Brouwer Rhapsodies Naxos 8.559933

Rhapsodies
Margaret Brouwer (b. 1940)
The Art of Sailing at Dawn (2220)
Rhapsody, Concerto for Orchestra (2009 rev. 2021)
Symphony No 1, “Lake Voices” (1997)
Path at Sunrise, Masses of Flowers (2010)
Pluto (1997 version for orchestra)
Vienna Radio Symphony Orchestra/Marin Alsop
rec. 2023, Vienna, Austria
first recordings
Naxos 8.559933 [60]

This is the fourth CD in Naxos’ American Classics series devoted to the music of Margaret Brouwer. Like the others in the series, it shows her to be a versatile and eclectic composer writing in an accessible modern idiom. Her ear seems to be coloured by her years as an orchestral violinist and studies with Donald Erb and George Crumb, composers noted for their vivid approach to orchestration. The works on this disc were written over a period of twenty-five years and so give the listener a good introduction to Dr Brouwer’s style and interests.

The first work, a tone poem The Art of Sailing at Dawn, is also the most recent. It begins quietly with a hushed, almost Sibelian atmosphere, with violin glissandi imitating bird calls. The chamber orchestra is used immaculately, and one could be forgiven in thinking it was written for a larger group. Rocking figures imitate waves and various solos and one can almost feel the spray splashing against us. Hugely effective sound painting that is beautifully shaped by the conductor. My one criticism, and it may have been intentional, is that there is not a long enough gap between the quiet ending of the work and the quiet opening of the next.

The Rhapsody, Concerto for Orchestra, was written for Leonard Slatkin and the Detroit Symphony Orchestra but unhappy with the original first movement she rewrote it in 2021 which is what we have here. Regrets, Air and Rhapsodies and Dance, give the players a chance to display their abilities as an ensemble and soloists but as the word rhapsody implies there is nothing showy or unnecessarily virtuosic. The first movement has a touch of Mahler about it, tender, yet tinged with regret, the gossamer light orchestration lush in its simplicity. Air and Rhapsodies opens up the sound world with more percussion and bell like sounds. The brass play some elegant, grounded chorales while the woodwind show us the sky. In Dance, I was reminded of Peggy Glanville Hicks’ Sinfonia Pacifica with its quirky orchestration, percussion instrument ostinati to the fore emphasising the dance like rhythms.

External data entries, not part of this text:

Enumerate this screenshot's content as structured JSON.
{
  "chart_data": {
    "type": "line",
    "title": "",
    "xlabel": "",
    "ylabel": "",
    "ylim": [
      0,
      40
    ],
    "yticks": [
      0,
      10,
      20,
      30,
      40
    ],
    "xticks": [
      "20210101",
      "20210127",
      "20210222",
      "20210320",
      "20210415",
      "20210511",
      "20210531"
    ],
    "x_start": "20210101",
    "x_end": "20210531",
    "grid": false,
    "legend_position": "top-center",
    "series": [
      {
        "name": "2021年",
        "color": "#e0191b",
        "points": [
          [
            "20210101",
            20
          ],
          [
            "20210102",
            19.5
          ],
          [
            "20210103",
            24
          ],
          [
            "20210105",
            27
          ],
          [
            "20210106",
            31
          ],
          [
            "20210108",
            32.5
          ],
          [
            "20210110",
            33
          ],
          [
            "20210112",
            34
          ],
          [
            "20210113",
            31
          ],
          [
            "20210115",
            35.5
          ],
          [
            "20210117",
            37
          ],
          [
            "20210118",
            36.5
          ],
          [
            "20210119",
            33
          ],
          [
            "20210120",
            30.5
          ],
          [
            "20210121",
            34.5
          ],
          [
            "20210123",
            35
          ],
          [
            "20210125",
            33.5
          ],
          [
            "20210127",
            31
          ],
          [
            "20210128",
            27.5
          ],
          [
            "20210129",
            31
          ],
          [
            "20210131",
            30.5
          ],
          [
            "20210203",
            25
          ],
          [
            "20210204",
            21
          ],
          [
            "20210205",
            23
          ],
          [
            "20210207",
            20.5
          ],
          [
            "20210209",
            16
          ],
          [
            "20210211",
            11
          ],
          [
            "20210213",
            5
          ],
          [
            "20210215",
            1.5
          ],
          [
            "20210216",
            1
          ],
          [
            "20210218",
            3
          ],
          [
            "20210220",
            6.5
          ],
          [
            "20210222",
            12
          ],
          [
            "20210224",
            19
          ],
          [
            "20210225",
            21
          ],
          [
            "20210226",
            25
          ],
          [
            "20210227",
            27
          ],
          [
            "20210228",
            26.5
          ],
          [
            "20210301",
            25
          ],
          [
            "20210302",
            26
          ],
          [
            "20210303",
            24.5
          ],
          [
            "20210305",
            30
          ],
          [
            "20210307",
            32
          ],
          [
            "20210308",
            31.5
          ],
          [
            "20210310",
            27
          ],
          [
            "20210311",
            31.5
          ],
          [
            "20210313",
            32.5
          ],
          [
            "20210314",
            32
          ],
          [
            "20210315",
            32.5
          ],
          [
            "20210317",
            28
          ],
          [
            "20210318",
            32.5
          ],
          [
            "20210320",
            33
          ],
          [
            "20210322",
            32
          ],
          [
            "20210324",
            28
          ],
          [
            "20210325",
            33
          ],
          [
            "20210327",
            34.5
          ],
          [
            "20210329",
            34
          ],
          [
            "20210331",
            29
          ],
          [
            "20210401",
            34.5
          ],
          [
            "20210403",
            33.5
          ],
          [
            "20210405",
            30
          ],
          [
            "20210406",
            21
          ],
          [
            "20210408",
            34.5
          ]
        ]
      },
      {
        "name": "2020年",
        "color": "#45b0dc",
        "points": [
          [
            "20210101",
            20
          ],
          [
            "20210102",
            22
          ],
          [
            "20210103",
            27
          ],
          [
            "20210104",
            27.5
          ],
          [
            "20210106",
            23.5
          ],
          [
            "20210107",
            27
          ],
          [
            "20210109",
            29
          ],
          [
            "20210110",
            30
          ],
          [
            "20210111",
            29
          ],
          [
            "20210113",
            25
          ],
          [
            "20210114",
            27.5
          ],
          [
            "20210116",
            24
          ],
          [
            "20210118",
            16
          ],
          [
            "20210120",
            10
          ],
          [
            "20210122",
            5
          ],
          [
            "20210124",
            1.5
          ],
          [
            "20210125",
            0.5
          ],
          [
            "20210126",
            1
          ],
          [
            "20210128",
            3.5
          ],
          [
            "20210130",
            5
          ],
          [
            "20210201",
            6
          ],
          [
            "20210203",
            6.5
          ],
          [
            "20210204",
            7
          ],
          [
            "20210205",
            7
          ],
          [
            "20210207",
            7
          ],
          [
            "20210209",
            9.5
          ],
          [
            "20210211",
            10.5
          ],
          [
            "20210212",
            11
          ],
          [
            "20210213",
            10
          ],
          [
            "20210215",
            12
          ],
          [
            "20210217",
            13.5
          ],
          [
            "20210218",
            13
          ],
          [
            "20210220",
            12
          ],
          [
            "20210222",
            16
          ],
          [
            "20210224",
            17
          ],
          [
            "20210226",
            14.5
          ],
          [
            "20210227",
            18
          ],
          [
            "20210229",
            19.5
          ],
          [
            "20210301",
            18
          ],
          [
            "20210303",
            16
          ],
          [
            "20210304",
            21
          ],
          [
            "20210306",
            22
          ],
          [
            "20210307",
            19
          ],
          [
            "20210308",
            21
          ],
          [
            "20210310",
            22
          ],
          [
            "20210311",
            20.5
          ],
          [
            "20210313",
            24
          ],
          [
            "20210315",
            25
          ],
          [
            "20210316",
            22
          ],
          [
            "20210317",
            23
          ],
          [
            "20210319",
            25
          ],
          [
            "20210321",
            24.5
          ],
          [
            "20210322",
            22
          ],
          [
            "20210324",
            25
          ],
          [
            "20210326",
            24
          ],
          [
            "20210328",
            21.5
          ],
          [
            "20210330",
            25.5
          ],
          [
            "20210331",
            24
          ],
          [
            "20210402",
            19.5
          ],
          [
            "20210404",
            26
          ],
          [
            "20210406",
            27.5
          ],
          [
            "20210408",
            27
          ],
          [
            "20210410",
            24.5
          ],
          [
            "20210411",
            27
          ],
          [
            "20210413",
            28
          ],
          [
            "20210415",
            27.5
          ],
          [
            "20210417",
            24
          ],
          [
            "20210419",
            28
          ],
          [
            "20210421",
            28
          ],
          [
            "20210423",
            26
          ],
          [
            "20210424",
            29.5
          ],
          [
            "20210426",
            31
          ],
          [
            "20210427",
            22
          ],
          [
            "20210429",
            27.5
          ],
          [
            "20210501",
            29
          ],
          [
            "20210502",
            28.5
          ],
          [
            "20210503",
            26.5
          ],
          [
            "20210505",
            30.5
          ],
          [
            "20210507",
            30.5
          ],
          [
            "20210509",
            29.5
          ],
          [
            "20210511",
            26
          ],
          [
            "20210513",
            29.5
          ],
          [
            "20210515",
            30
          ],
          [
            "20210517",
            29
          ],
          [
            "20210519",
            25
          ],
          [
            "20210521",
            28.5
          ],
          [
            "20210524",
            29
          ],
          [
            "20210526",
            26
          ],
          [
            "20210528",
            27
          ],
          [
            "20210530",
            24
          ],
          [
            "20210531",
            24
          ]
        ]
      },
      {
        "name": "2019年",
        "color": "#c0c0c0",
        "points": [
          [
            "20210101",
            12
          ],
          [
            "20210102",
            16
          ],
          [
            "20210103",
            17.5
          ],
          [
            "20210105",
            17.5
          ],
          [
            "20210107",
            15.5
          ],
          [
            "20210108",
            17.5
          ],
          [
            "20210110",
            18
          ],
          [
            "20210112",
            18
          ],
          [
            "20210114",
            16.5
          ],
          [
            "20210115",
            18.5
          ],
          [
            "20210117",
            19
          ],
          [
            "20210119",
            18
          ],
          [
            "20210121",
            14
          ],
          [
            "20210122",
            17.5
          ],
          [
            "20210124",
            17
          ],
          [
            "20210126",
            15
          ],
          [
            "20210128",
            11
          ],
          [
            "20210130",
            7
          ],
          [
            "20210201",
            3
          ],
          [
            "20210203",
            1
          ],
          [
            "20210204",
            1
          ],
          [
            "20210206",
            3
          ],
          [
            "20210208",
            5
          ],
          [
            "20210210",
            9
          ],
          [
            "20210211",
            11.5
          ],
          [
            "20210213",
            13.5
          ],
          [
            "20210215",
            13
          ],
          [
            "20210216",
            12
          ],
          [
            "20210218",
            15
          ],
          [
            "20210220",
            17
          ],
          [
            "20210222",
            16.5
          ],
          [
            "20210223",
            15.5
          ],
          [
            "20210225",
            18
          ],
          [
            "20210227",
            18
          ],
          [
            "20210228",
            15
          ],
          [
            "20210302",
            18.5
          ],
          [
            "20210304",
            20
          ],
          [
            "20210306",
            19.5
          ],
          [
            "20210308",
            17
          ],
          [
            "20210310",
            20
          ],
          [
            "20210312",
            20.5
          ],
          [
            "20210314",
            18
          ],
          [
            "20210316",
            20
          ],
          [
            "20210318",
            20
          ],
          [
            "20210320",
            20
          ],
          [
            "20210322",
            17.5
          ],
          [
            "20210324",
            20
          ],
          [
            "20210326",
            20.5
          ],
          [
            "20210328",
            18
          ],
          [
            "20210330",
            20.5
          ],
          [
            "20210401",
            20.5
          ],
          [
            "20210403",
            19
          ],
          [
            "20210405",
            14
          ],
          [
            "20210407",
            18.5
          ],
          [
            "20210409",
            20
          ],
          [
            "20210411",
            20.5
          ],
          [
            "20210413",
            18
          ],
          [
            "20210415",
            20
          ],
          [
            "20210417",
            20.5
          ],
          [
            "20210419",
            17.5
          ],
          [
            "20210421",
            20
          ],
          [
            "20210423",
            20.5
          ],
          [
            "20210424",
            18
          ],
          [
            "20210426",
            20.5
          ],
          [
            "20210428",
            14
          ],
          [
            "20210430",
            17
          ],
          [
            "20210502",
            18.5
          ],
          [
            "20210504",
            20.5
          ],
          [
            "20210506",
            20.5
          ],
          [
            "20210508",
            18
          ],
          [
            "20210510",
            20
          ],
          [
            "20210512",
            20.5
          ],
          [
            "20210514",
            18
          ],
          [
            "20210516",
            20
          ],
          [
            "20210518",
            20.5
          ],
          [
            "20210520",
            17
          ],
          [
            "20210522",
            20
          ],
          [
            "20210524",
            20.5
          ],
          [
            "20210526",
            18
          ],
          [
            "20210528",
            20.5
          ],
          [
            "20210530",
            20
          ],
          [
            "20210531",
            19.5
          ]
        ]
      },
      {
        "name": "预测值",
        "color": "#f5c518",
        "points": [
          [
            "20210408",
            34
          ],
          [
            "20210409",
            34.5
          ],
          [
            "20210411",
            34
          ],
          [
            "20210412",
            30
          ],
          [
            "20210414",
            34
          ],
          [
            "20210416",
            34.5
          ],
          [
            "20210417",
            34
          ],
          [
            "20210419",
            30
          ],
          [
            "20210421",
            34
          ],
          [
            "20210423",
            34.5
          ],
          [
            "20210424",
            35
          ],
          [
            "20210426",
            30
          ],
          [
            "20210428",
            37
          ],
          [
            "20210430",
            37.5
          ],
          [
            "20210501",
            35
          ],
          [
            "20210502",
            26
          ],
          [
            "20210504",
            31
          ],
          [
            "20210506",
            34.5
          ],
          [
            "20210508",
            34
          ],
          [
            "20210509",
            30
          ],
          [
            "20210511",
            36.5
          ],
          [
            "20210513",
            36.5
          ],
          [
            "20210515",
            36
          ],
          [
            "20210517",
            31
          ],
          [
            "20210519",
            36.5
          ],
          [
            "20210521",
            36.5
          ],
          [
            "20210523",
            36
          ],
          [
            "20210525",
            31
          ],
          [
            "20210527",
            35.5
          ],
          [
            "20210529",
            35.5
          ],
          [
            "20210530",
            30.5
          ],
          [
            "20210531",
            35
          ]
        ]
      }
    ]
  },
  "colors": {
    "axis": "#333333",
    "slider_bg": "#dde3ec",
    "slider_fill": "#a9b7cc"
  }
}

Symphony No 1 subtitled Lake Voices was completed in 1997 is an impressive cogently expressed one movement work, with three sections, of about eighteen minutes. Dr Brouwer says she now sees it as a commentary on her own past, growing up in Dutch influenced society near the Great Lakes. It is a serious sounding work much like that other great one movement American symphony Samuel Barber’s first. The second section is rooted in Brouwer’s cultural background, with the melodic material based upon what she describes as a “Dutch hymn-like melody”. The whole work is rich in incident that builds in an inevitable way to the radiant finale, with brass writing reminiscent of Janacek’s Sinfonietta.

The tensions are relived a little in the next track Path at Sunrise, Masses of Flowers. I say ‘a little’ because there seems to be a sense of unease in the music, as though all is not right with the world. Is there something lurking in the grass? It is in any event a tightly constructed six-minute tone poem that utilises, to maximum effect, her orchestral palette of tone colours.

The disc ends with Pluto, which the composer tells us was written for the Roanoke Symphony Orchestra to follow straight on from Neptune at a performance of Holst’s The Planets. That version utilised the female chorus, but this version is purely orchestral. For me that was as misguided an idea as was Colin Mathew’s Pluto written for Kent Nagano in 2000. Now that Pluto is no longer classified as a planet, I hope conductors will leave Holst’s masterpiece alone. That said, this work is a brilliant showcase for a symphony orchestra and could easily fit in an orchestral programme in its own right. There is much to do for the percussion players early on, it being violent and full of tension. Then, halfway through, the music becomes gentler and more mysterious. Is this Pluto with Persephone? The aggressive music returns, and the work ends with a violent thwack.

Marin Alsop shows once again that she is unbeatable in this type of repertoire, and she draws some stunning playing from the Austrian players who cannot have been familiar with the music. Naxos’ American Classics Series has been invaluable in bringing lesser-known music to the fore and this is a very welcome addition to the catalogue.